Presenting Your Startup To VCs. The Pitch Raises Interest. How You Answer Questions Decides The Deal.
The hardest part of an investor pitch to perfect is fielding questions. I break questions into 13 topics and explain how to handle each one.
This topic has come up in a few subscribers’ questions over the last month so I’m preempting my scheduled post today. The central theme across questions is, ‘Are VCs looking for the same strategic elements in a startup pitch as a C Suite team would look for in an AI Strategy document?’
The AI Strategy is just 1 part of what VCs are looking for. VCs think in risk frameworks especially in pre-seed and seed rounds. The startup’s strategy is just 1 piece of their risk framework.
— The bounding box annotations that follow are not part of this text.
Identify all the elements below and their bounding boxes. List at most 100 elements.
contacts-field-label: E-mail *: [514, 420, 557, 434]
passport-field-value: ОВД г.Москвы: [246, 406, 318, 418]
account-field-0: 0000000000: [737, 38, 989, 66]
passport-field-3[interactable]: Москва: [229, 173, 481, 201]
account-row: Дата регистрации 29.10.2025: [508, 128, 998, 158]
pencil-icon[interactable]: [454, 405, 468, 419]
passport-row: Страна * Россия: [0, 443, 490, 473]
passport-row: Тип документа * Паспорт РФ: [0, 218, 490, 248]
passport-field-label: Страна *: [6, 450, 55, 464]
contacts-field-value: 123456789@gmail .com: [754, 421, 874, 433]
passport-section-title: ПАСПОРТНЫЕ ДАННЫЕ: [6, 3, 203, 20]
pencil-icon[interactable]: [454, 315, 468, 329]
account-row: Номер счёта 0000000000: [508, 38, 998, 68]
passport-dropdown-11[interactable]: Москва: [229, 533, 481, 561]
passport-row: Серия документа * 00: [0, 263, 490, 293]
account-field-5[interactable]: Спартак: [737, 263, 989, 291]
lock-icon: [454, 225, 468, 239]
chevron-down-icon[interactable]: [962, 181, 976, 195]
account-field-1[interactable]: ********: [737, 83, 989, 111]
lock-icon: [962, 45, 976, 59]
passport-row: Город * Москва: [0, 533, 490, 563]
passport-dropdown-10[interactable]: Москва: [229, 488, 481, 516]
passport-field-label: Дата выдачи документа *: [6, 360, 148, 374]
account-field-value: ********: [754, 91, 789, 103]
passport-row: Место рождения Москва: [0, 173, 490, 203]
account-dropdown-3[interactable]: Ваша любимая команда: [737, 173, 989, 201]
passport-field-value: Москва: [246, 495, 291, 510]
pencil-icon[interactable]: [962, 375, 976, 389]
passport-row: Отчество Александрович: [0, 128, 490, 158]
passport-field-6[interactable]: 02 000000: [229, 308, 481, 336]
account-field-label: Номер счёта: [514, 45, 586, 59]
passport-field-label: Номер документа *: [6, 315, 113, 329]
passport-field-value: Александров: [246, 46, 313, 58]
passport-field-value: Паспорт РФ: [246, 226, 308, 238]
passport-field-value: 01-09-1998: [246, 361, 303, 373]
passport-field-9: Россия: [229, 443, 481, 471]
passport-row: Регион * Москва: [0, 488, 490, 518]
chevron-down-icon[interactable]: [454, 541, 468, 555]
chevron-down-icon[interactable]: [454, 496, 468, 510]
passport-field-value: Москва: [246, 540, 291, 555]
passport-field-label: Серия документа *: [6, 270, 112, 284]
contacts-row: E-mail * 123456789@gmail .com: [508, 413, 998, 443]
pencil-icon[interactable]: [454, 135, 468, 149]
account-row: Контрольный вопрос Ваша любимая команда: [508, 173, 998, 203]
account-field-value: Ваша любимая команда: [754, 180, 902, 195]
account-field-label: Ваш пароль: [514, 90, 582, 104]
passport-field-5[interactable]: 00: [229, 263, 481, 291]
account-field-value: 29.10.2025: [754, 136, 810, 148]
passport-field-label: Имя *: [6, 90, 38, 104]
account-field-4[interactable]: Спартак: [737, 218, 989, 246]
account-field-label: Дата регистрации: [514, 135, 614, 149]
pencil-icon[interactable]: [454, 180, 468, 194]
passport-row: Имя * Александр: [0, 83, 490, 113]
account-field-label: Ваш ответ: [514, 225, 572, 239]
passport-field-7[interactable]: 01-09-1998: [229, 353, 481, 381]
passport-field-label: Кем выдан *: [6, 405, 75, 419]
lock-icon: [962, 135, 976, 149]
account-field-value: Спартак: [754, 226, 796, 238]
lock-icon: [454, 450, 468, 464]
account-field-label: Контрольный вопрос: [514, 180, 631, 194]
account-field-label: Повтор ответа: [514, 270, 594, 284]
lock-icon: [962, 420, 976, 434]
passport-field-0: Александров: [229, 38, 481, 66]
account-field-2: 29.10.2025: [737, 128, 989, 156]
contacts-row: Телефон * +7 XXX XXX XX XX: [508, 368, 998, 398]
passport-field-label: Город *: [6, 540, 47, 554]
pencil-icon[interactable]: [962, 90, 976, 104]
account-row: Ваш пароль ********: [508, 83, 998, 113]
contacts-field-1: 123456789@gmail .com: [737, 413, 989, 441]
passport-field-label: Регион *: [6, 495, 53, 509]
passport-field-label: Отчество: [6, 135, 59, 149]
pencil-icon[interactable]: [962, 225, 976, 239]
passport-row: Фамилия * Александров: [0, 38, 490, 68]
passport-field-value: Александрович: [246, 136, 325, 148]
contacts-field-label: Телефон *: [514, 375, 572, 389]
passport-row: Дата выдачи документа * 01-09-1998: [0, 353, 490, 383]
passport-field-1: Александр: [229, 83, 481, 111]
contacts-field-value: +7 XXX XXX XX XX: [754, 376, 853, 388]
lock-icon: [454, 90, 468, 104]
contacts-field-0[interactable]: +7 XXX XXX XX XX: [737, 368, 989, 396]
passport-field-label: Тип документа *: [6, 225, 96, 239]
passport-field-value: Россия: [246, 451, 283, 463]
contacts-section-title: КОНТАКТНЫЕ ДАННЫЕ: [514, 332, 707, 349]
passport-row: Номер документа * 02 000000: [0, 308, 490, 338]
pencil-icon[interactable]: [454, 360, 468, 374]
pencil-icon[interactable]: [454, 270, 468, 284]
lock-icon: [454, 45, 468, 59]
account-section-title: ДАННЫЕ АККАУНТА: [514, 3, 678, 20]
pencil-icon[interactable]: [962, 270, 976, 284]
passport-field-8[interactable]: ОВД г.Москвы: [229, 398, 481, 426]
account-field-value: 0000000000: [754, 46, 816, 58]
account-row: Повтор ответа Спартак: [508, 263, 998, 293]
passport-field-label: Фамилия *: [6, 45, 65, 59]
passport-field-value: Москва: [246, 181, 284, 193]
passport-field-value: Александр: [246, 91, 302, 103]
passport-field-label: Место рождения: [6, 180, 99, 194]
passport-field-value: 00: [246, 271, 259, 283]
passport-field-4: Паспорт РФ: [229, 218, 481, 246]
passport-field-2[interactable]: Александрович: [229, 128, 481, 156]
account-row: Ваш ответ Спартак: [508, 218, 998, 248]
VCs know the strategy will evolve, likely changing altogether in the process of iterating and achieving early wins. The strategy will change again at each phase of growth.
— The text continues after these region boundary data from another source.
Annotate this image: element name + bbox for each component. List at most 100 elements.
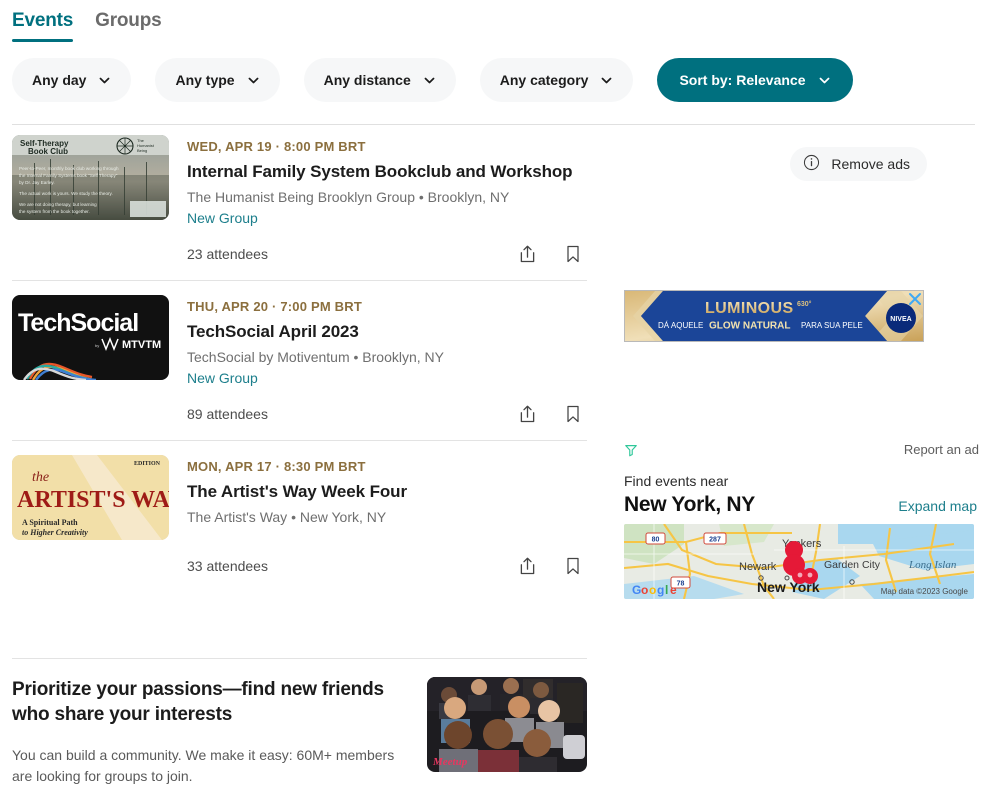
event-datetime: WED, APR 19 · 8:00 PM BRT — [187, 139, 366, 154]
filter-any-category-label: Any category — [499, 72, 589, 88]
svg-text:The actual work is yours. We s: The actual work is yours. We study the t… — [19, 191, 113, 196]
tab-events[interactable]: Events — [12, 10, 73, 42]
community-promo-banner: Prioritize your passions—find new friend… — [12, 658, 587, 787]
event-thumbnail: TechSocial by MTVTM — [12, 295, 169, 380]
share-icon[interactable] — [515, 402, 539, 426]
svg-text:GLOW NATURAL: GLOW NATURAL — [709, 321, 790, 332]
chevron-down-icon — [423, 74, 436, 87]
event-card-top: Self-Therapy Book Club The Humanist Bein… — [12, 135, 587, 228]
find-events-near-label: Find events near — [624, 473, 729, 489]
svg-text:EDITION: EDITION — [134, 461, 161, 467]
share-icon[interactable] — [515, 554, 539, 578]
bookmark-icon[interactable] — [561, 242, 585, 266]
report-an-ad-link[interactable]: Report an ad — [904, 442, 979, 457]
ad-banner[interactable]: LUMINOUS 630° DÁ AQUELE GLOW NATURAL PAR… — [624, 290, 924, 342]
event-group-location: TechSocial by Motiventum • Brooklyn, NY — [187, 349, 445, 365]
bookmark-icon[interactable] — [561, 402, 585, 426]
svg-text:PARA SUA PELE: PARA SUA PELE — [801, 321, 863, 330]
event-details: MON, APR 17 · 8:30 PM BRT The Artist's W… — [187, 455, 587, 540]
filter-any-type[interactable]: Any type — [155, 58, 280, 102]
svg-text:Meetup: Meetup — [432, 756, 468, 768]
svg-text:e: e — [670, 583, 677, 597]
svg-text:TechSocial: TechSocial — [18, 309, 138, 337]
event-card-actions — [515, 242, 585, 266]
filter-any-day[interactable]: Any day — [12, 58, 132, 102]
events-location-map[interactable]: 80 287 78 Yonkers Newark Garden City Lon… — [624, 524, 974, 599]
event-datetime: MON, APR 17 · 8:30 PM BRT — [187, 459, 366, 474]
event-card-footer: 89 attendees — [12, 402, 587, 426]
info-icon — [803, 154, 820, 174]
event-card[interactable]: TechSocial by MTVTM THU, APR 20 · 7:00 P… — [12, 280, 587, 440]
svg-text:Garden City: Garden City — [824, 559, 881, 571]
svg-text:630°: 630° — [797, 300, 812, 308]
bookmark-icon[interactable] — [561, 554, 585, 578]
event-details: THU, APR 20 · 7:00 PM BRT TechSocial Apr… — [187, 295, 587, 388]
svg-text:ARTIST'S WAY: ARTIST'S WAY — [17, 487, 169, 513]
svg-text:80: 80 — [652, 537, 660, 544]
event-results-list: Self-Therapy Book Club The Humanist Bein… — [12, 135, 587, 592]
current-location-city: New York, NY — [624, 493, 756, 516]
event-datetime: THU, APR 20 · 7:00 PM BRT — [187, 299, 362, 314]
filter-any-distance[interactable]: Any distance — [303, 58, 456, 102]
svg-text:the system from the book toget: the system from the book together. — [19, 209, 90, 214]
tab-events-label: Events — [12, 10, 74, 31]
filter-any-category[interactable]: Any category — [479, 58, 634, 102]
svg-text:the: the — [32, 470, 49, 485]
svg-text:Long Islan: Long Islan — [908, 559, 957, 571]
event-new-group-badge[interactable]: New Group — [187, 369, 258, 387]
svg-text:We are not doing therapy, but: We are not doing therapy, but learning — [19, 202, 97, 207]
promo-title: Prioritize your passions—find new friend… — [12, 679, 384, 725]
sort-by-label: Sort by: Relevance — [679, 72, 806, 88]
svg-text:the Internal Family Systems bo: the Internal Family Systems book "Self T… — [19, 173, 118, 178]
svg-text:Newark: Newark — [739, 561, 777, 573]
event-card-top: EDITION the ARTIST'S WAY A Spiritual Pat… — [12, 455, 587, 540]
tab-groups[interactable]: Groups — [95, 10, 162, 42]
event-title[interactable]: Internal Family System Bookclub and Work… — [187, 161, 587, 182]
sort-by-button[interactable]: Sort by: Relevance — [657, 58, 853, 102]
chevron-down-icon — [818, 74, 831, 87]
event-title[interactable]: The Artist's Way Week Four — [187, 481, 587, 502]
event-details: WED, APR 19 · 8:00 PM BRT Internal Famil… — [187, 135, 587, 228]
event-card-top: TechSocial by MTVTM THU, APR 20 · 7:00 P… — [12, 295, 587, 388]
remove-ads-button[interactable]: Remove ads — [790, 147, 927, 181]
svg-text:by Dr. Jay Earley.: by Dr. Jay Earley. — [19, 180, 55, 185]
svg-text:MTVTM: MTVTM — [122, 339, 161, 351]
event-thumbnail: EDITION the ARTIST'S WAY A Spiritual Pat… — [12, 455, 169, 540]
event-group-location: The Artist's Way • New York, NY — [187, 509, 387, 525]
svg-text:l: l — [665, 583, 668, 597]
event-card[interactable]: Self-Therapy Book Club The Humanist Bein… — [12, 135, 587, 280]
expand-map-link[interactable]: Expand map — [898, 498, 977, 514]
svg-text:Map data ©2023 Google: Map data ©2023 Google — [881, 587, 969, 596]
filter-bar: Any day Any type Any distance Any catego… — [12, 58, 853, 102]
svg-text:o: o — [641, 583, 648, 597]
promo-text-block: Prioritize your passions—find new friend… — [12, 677, 401, 787]
ad-footer: Report an ad — [624, 442, 979, 457]
svg-text:DÁ AQUELE: DÁ AQUELE — [658, 321, 703, 330]
svg-text:o: o — [649, 583, 656, 597]
event-attendees-count: 33 attendees — [187, 558, 268, 574]
events-search-page: Events Groups Any day Any type Any dista… — [0, 0, 987, 796]
svg-text:by: by — [95, 343, 99, 348]
promo-subtitle: You can build a community. We make it ea… — [12, 747, 395, 784]
svg-text:to Higher Creativity: to Higher Creativity — [22, 528, 88, 537]
share-icon[interactable] — [515, 242, 539, 266]
results-tabs: Events Groups — [12, 10, 162, 42]
filter-bar-divider — [12, 124, 975, 125]
chevron-down-icon — [98, 74, 111, 87]
svg-text:NIVEA: NIVEA — [890, 316, 911, 323]
adchoices-icon[interactable] — [624, 443, 638, 457]
chevron-down-icon — [600, 74, 613, 87]
event-card-footer: 23 attendees — [12, 242, 587, 266]
event-title[interactable]: TechSocial April 2023 — [187, 321, 587, 342]
svg-text:Peer-to-Peer, monthly book clu: Peer-to-Peer, monthly book club working … — [19, 166, 119, 171]
event-attendees-count: 23 attendees — [187, 246, 268, 262]
svg-text:LUMINOUS: LUMINOUS — [705, 300, 794, 317]
svg-text:287: 287 — [709, 537, 721, 544]
tab-groups-label: Groups — [95, 10, 162, 31]
svg-text:g: g — [657, 583, 664, 597]
event-thumbnail: Self-Therapy Book Club The Humanist Bein… — [12, 135, 169, 220]
event-new-group-badge[interactable]: New Group — [187, 209, 258, 227]
event-card[interactable]: EDITION the ARTIST'S WAY A Spiritual Pat… — [12, 440, 587, 592]
event-attendees-count: 89 attendees — [187, 406, 268, 422]
chevron-down-icon — [247, 74, 260, 87]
Change, change, change, change means the strategy you present is proof you can come up with one. Talking about how you have iterated on early versions of strategy is a sign of maturity or lack of focus. Talking about how you expect strategy to evolve in the near and long term is a sign of maturity or exposes doubt in your long term vision.
There is no single risk framework or rubric to evaluate a pitch with respect to risk. Go into every pitch knowing the pitch is important. More important is how you handle the questions which follow or often interrupt it.
Questions fall into two objectives. They gauge your understanding of something or express a doubt about something. Answers must address the risks they see. It isn’t enough to have information. You need to make the business fit into their risk framework.
At the same time, your answer must not attempt to change their risk framework. It won’t work. This is where most founders get into trouble. Acknowledge the risks they see and explain your mitigation strategy. If you don’t have one, thank them for exposing a risk you had not considered and follow up with them once you have created a mitigation framework.
Risk is inherent with every investment and VCs have the highest risk tolerance. Having unmitigated risks is not a dealbreaker. It’s part of early stage startup investing. The maturity you display in synthesizing and responding to risk questions is critical to a successful pitch.